World-leading CRISPR/Cas expert

This year’s Max Planck-Humboldt Medal goes to Luciano Marraffini. Originally from Argentina, the microbiologist has been in the faculty of Rockefeller University in New York since 2010 following research stays at the University of Chicago and the Northwestern University in Evanston. Luciano Marraffini is considered one of the world’s leading CRISPR/Cas experts. His early work on this bacterial defense system paved the way for today’s broad application of CRISPR/Cas as a molecular tool for DNA modification. For example, he discovered that CRISPR does not cut RNA molecules as previously thought, but DNA. In this way, viruses are rendered harmless and a permanent immunity is formed.

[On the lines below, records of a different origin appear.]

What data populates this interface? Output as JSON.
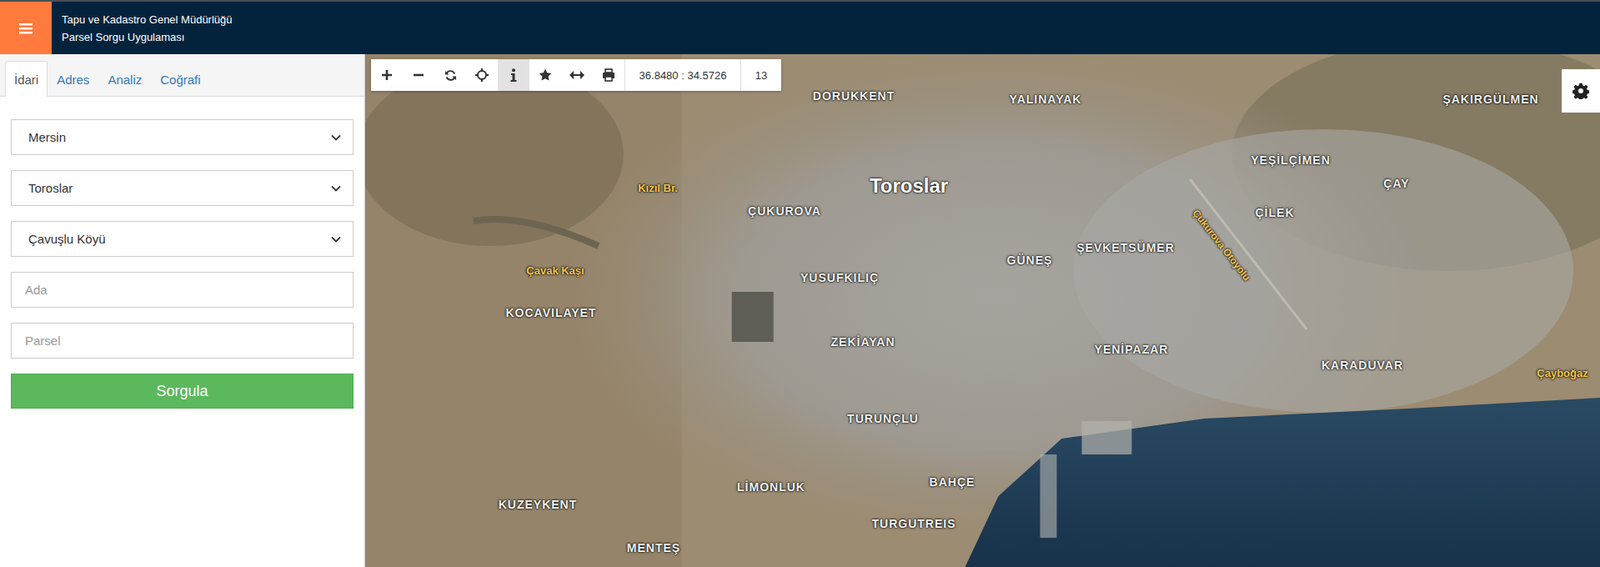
{
  "header": {
    "menu_icon": "☰",
    "title_line1": "Tapu ve Kadastro Genel Müdürlüğü",
    "title_line2": "Parsel Sorgu Uygulaması"
  },
  "tabs": [
    {
      "label": "İdari",
      "selected": true
    },
    {
      "label": "Adres",
      "selected": false
    },
    {
      "label": "Analiz",
      "selected": false
    },
    {
      "label": "Coğrafi",
      "selected": false
    }
  ],
  "form": {
    "selects": [
      {
        "value": "Mersin"
      },
      {
        "value": "Toroslar"
      },
      {
        "value": "Çavuşlu Köyü"
      }
    ],
    "inputs": [
      {
        "placeholder": "Ada"
      },
      {
        "placeholder": "Parsel"
      }
    ],
    "button": "Sorgula"
  },
  "toolbar": {
    "tools": [
      {
        "selected": false
      },
      {
        "selected": false
      },
      {
        "selected": false
      },
      {
        "selected": false
      },
      {
        "selected": true
      },
      {
        "selected": false
      },
      {
        "selected": false
      },
      {
        "selected": false
      }
    ],
    "coordinates": "36.8480 : 34.5726",
    "zoom": "13"
  },
  "map": {
    "labels": [
      {
        "text": "DORUKKENT",
        "kind": "neighborhood"
      },
      {
        "text": "YALINAYAK",
        "kind": "neighborhood"
      },
      {
        "text": "ŞAKIRGÜLMEN",
        "kind": "neighborhood"
      },
      {
        "text": "Toroslar",
        "kind": "district"
      },
      {
        "text": "Kızıl Br.",
        "kind": "poi"
      },
      {
        "text": "ÇUKUROVA",
        "kind": "neighborhood"
      },
      {
        "text": "YEŞİLÇİMEN",
        "kind": "neighborhood"
      },
      {
        "text": "ÇAY",
        "kind": "neighborhood"
      },
      {
        "text": "ÇİLEK",
        "kind": "neighborhood"
      },
      {
        "text": "ŞEVKETSÜMER",
        "kind": "neighborhood"
      },
      {
        "text": "GÜNEŞ",
        "kind": "neighborhood"
      },
      {
        "text": "Çukurova Otoyolu",
        "kind": "road"
      },
      {
        "text": "Çavak Kaşı",
        "kind": "poi"
      },
      {
        "text": "YUSUFKILIÇ",
        "kind": "neighborhood"
      },
      {
        "text": "KOCAVILAYET",
        "kind": "neighborhood"
      },
      {
        "text": "ZEKİAYAN",
        "kind": "neighborhood"
      },
      {
        "text": "YENİPAZAR",
        "kind": "neighborhood"
      },
      {
        "text": "KARADUVAR",
        "kind": "neighborhood"
      },
      {
        "text": "Çayboğaz",
        "kind": "poi"
      },
      {
        "text": "TURUNÇLU",
        "kind": "neighborhood"
      },
      {
        "text": "BAHÇE",
        "kind": "neighborhood"
      },
      {
        "text": "LİMONLUK",
        "kind": "neighborhood"
      },
      {
        "text": "KUZEYKENT",
        "kind": "neighborhood"
      },
      {
        "text": "TURGUTREIS",
        "kind": "neighborhood"
      },
      {
        "text": "MENTEŞ",
        "kind": "neighborhood"
      }
    ]
  }
}
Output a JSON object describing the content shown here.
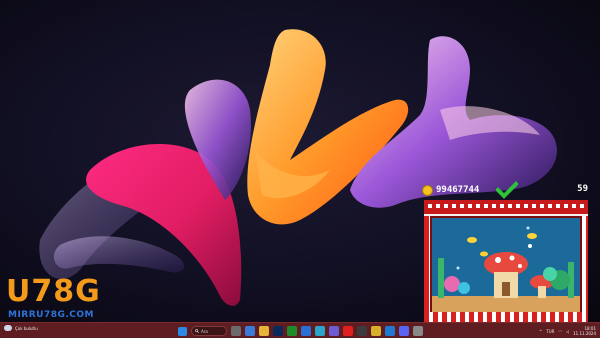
{
  "widget": {
    "coins": "99467744",
    "level": "59"
  },
  "logo": {
    "main": "U78G",
    "url": "MIRRU78G.COM"
  },
  "taskbar": {
    "weather_text": "Çok bulutlu",
    "search_placeholder": "Ara",
    "tray_lang": "TUR",
    "clock_time": "18:01",
    "clock_date": "11.11.2024",
    "icons": [
      "start-icon",
      "search-box",
      "task-view-icon",
      "widgets-icon",
      "file-explorer-icon",
      "photoshop-icon",
      "xbox-icon",
      "store-icon",
      "edge-icon",
      "mail-icon",
      "youtube-icon",
      "app-icon",
      "chrome-icon",
      "vscode-icon",
      "discord-icon",
      "settings-icon"
    ]
  },
  "colors": {
    "taskbar_bg": "#5e1d20",
    "accent_orange": "#f39a1a",
    "accent_blue": "#2e73d8",
    "check_green": "#2fc23a",
    "tank_red": "#d8201f"
  }
}
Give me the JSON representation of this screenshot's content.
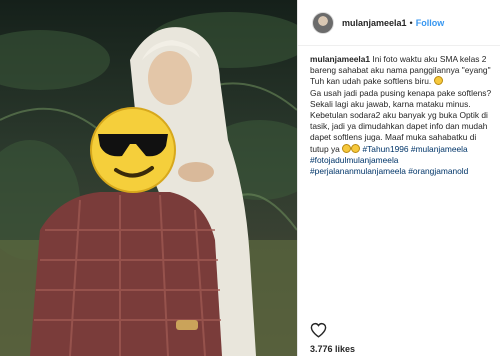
{
  "post": {
    "username": "mulanjameela1",
    "follow_label": "Follow",
    "dot": "•",
    "caption": {
      "username": "mulanjameela1",
      "line1": " Ini foto waktu aku SMA kelas 2 bareng sahabat aku nama panggilannya \"eyang\"",
      "line2": "Tuh kan udah pake softlens biru. ",
      "line3": "Ga usah jadi pada pusing kenapa pake softlens? Sekali lagi aku jawab, karna mataku minus. Kebetulan sodara2 aku banyak yg buka Optik di tasik, jadi ya dimudahkan dapet info dan mudah dapet softlens juga. Maaf muka sahabatku di tutup ya ",
      "hashtags": [
        "#Tahun1996",
        "#mulanjameela",
        "#fotojadulmulanjameela",
        "#perjalananmulanjameela",
        "#orangjamanold"
      ]
    },
    "likes": "3.776 likes"
  },
  "icons": {
    "like": "heart-outline-icon",
    "face_cover": "sunglasses-emoji-icon"
  },
  "colors": {
    "follow": "#3897f0",
    "hashtag": "#003569",
    "emoji": "#f6c83c"
  }
}
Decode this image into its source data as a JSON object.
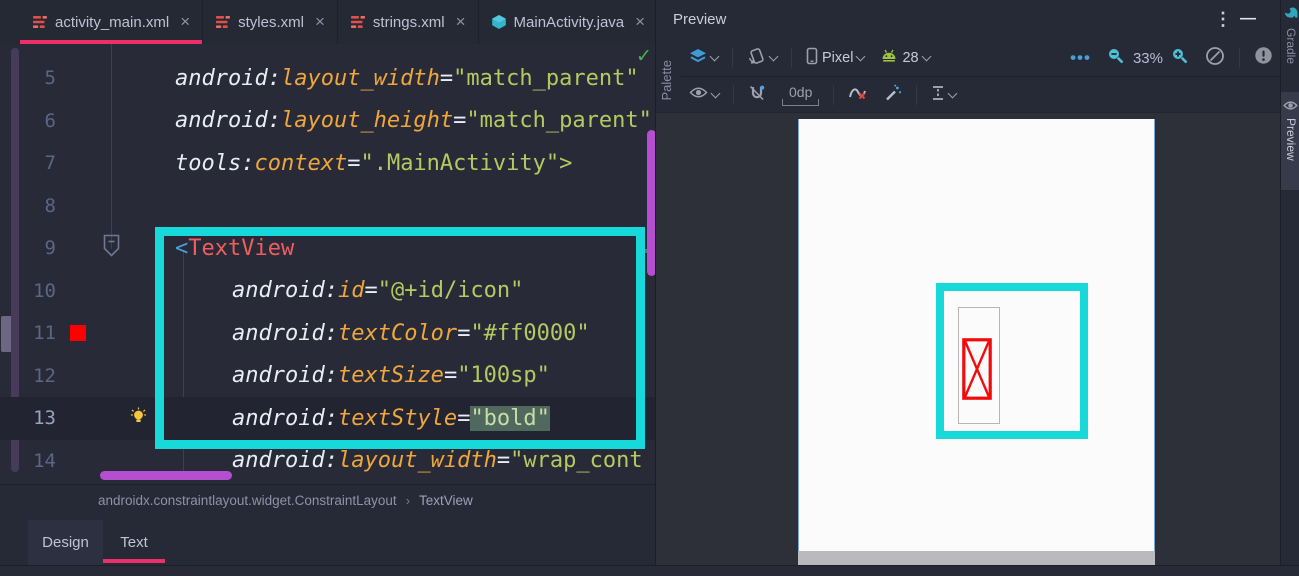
{
  "editor": {
    "tabs": [
      {
        "label": "activity_main.xml",
        "icon": "xml",
        "active": true
      },
      {
        "label": "styles.xml",
        "icon": "xml",
        "active": false
      },
      {
        "label": "strings.xml",
        "icon": "xml",
        "active": false
      },
      {
        "label": "MainActivity.java",
        "icon": "class",
        "active": false
      }
    ],
    "close_glyph": "×",
    "inspection_check": "✓",
    "code_lines": [
      {
        "num": "5",
        "indent": 0,
        "icon": null,
        "current": false,
        "tokens": [
          [
            "ns",
            "android:"
          ],
          [
            "attr",
            "layout_width"
          ],
          [
            "op",
            "="
          ],
          [
            "str",
            "\"match_parent\""
          ]
        ]
      },
      {
        "num": "6",
        "indent": 0,
        "icon": null,
        "current": false,
        "tokens": [
          [
            "ns",
            "android:"
          ],
          [
            "attr",
            "layout_height"
          ],
          [
            "op",
            "="
          ],
          [
            "str",
            "\"match_parent\""
          ]
        ]
      },
      {
        "num": "7",
        "indent": 0,
        "icon": null,
        "current": false,
        "tokens": [
          [
            "ns",
            "tools:"
          ],
          [
            "attr",
            "context"
          ],
          [
            "op",
            "="
          ],
          [
            "str",
            "\".MainActivity\""
          ],
          [
            "tag2",
            ">"
          ]
        ]
      },
      {
        "num": "8",
        "indent": 0,
        "icon": null,
        "current": false,
        "tokens": []
      },
      {
        "num": "9",
        "indent": 0,
        "icon": "fold",
        "current": false,
        "tokens": [
          [
            "tagb",
            "<"
          ],
          [
            "tagn",
            "TextView"
          ]
        ]
      },
      {
        "num": "10",
        "indent": 1,
        "icon": null,
        "current": false,
        "tokens": [
          [
            "ns",
            "android:"
          ],
          [
            "attr",
            "id"
          ],
          [
            "op",
            "="
          ],
          [
            "str",
            "\"@+id/icon\""
          ]
        ]
      },
      {
        "num": "11",
        "indent": 1,
        "icon": "swatch",
        "current": false,
        "tokens": [
          [
            "ns",
            "android:"
          ],
          [
            "attr",
            "textColor"
          ],
          [
            "op",
            "="
          ],
          [
            "str",
            "\"#ff0000\""
          ]
        ]
      },
      {
        "num": "12",
        "indent": 1,
        "icon": null,
        "current": false,
        "tokens": [
          [
            "ns",
            "android:"
          ],
          [
            "attr",
            "textSize"
          ],
          [
            "op",
            "="
          ],
          [
            "str",
            "\"100sp\""
          ]
        ]
      },
      {
        "num": "13",
        "indent": 1,
        "icon": "bulb",
        "current": true,
        "tokens": [
          [
            "ns",
            "android:"
          ],
          [
            "attr",
            "textStyle"
          ],
          [
            "op",
            "="
          ],
          [
            "sel",
            "\"bold\""
          ]
        ]
      },
      {
        "num": "14",
        "indent": 1,
        "icon": null,
        "current": false,
        "tokens": [
          [
            "ns",
            "android:"
          ],
          [
            "attr",
            "layout_width"
          ],
          [
            "op",
            "="
          ],
          [
            "str",
            "\"wrap_cont"
          ]
        ]
      }
    ],
    "breadcrumb": {
      "root": "androidx.constraintlayout.widget.ConstraintLayout",
      "sep": "›",
      "leaf": "TextView"
    },
    "bottom_tabs": {
      "design": "Design",
      "text": "Text"
    }
  },
  "preview": {
    "title": "Preview",
    "kebab_glyph": "⋮",
    "minimize_glyph": "—",
    "toolbar": {
      "device": "Pixel",
      "api_level": "28",
      "zoom_level": "33%",
      "margin": "0dp",
      "more_glyph": "•••"
    },
    "palette_label": "Palette"
  },
  "right_rail": {
    "gradle_label": "Gradle",
    "preview_label": "Preview"
  },
  "colors": {
    "accent_pink": "#ee2d69",
    "selection_cyan": "#17d9d9",
    "error_red": "#ff0000",
    "scrollbar_purple": "#b44fd0",
    "attr_orange": "#efa63c",
    "string_green": "#b6c861",
    "tag_red": "#ef5e5e"
  }
}
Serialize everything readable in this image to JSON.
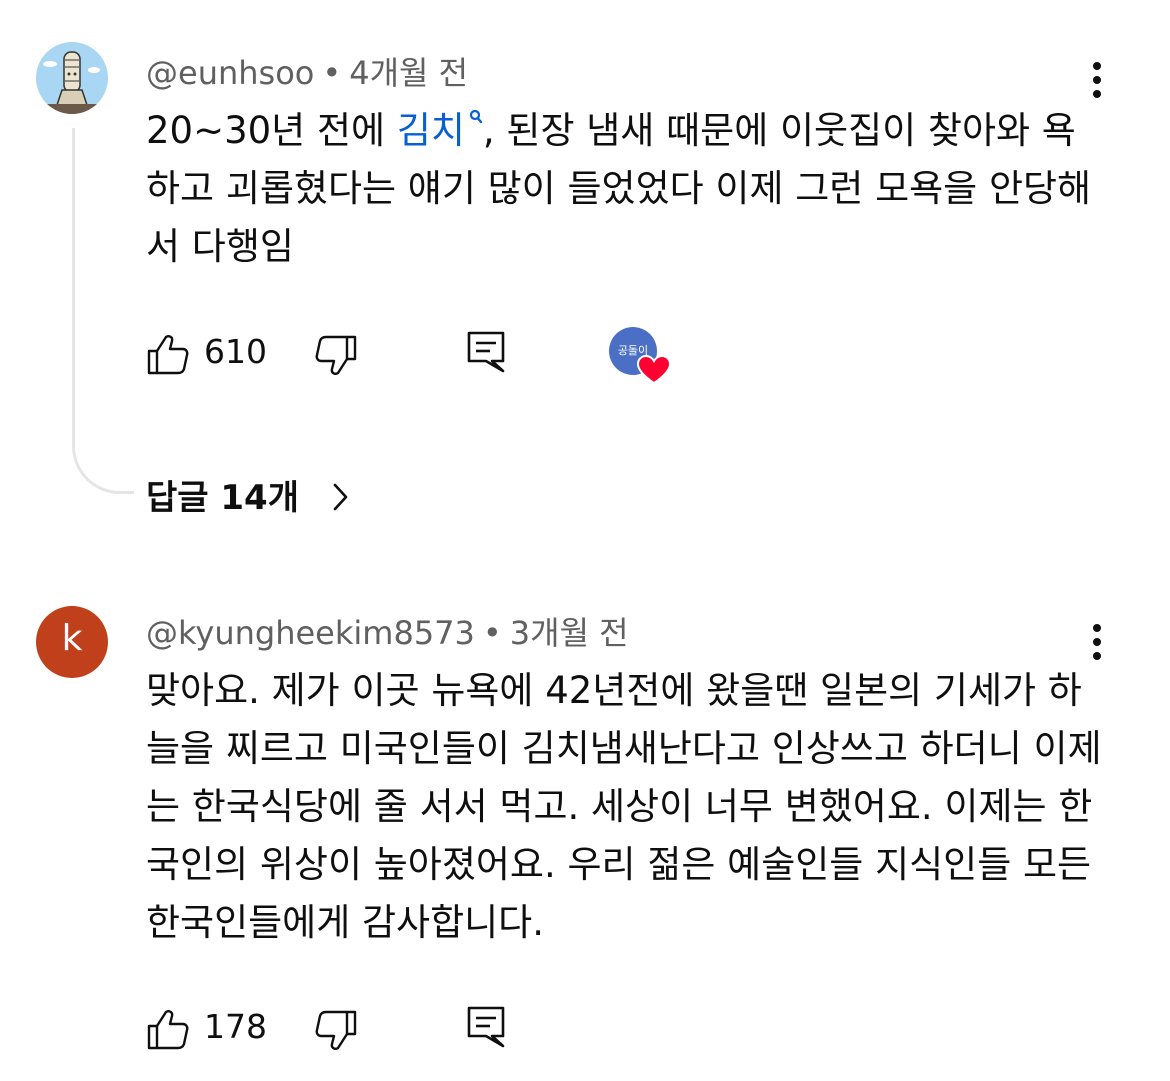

He also discovered how bacteria select the sections of the viral genome that they incorporate into their own genome and how they prevent the CRISPR system from self-targeting.

He recognized the great potential of his discovery early on. In doing so, he made a significant contribution to making CRISPR/Cas usable for the targeted modification of DNA. Marraffini and his team are now investigating how the defence system works in archaea – a group of microorganisms that are similar to bacteria in many aspects, but very far apart in the evolutionary tree. The Max Planck Society and the Alexander von Humboldt Foundation are awarding him with the Max Planck-Humboldt Medal in recognition of his extraordinary achievements.


About the award

Since 2018, the Max Planck Society and the Alexander von Humboldt Foundation award the redesigned Max Planck-Humboldt Research Award to a researcher from outside Germany. The award is endowed with 1.5 million euros. It is intended to attract outstanding and particularly innovative international scientists to German universities and research institutions for a limited stay. The award winner also receives an additional sum of 80,000 euros as personal prize money. The award is funded by the Federal Ministry for Education and Research.

Awards will alternate between the natural and engineering sciences, human sciences, and life sciences. In addition, two other nominees can be awarded with the Max Planck-Humboldt Medal, which is endowed with 60,000 euros.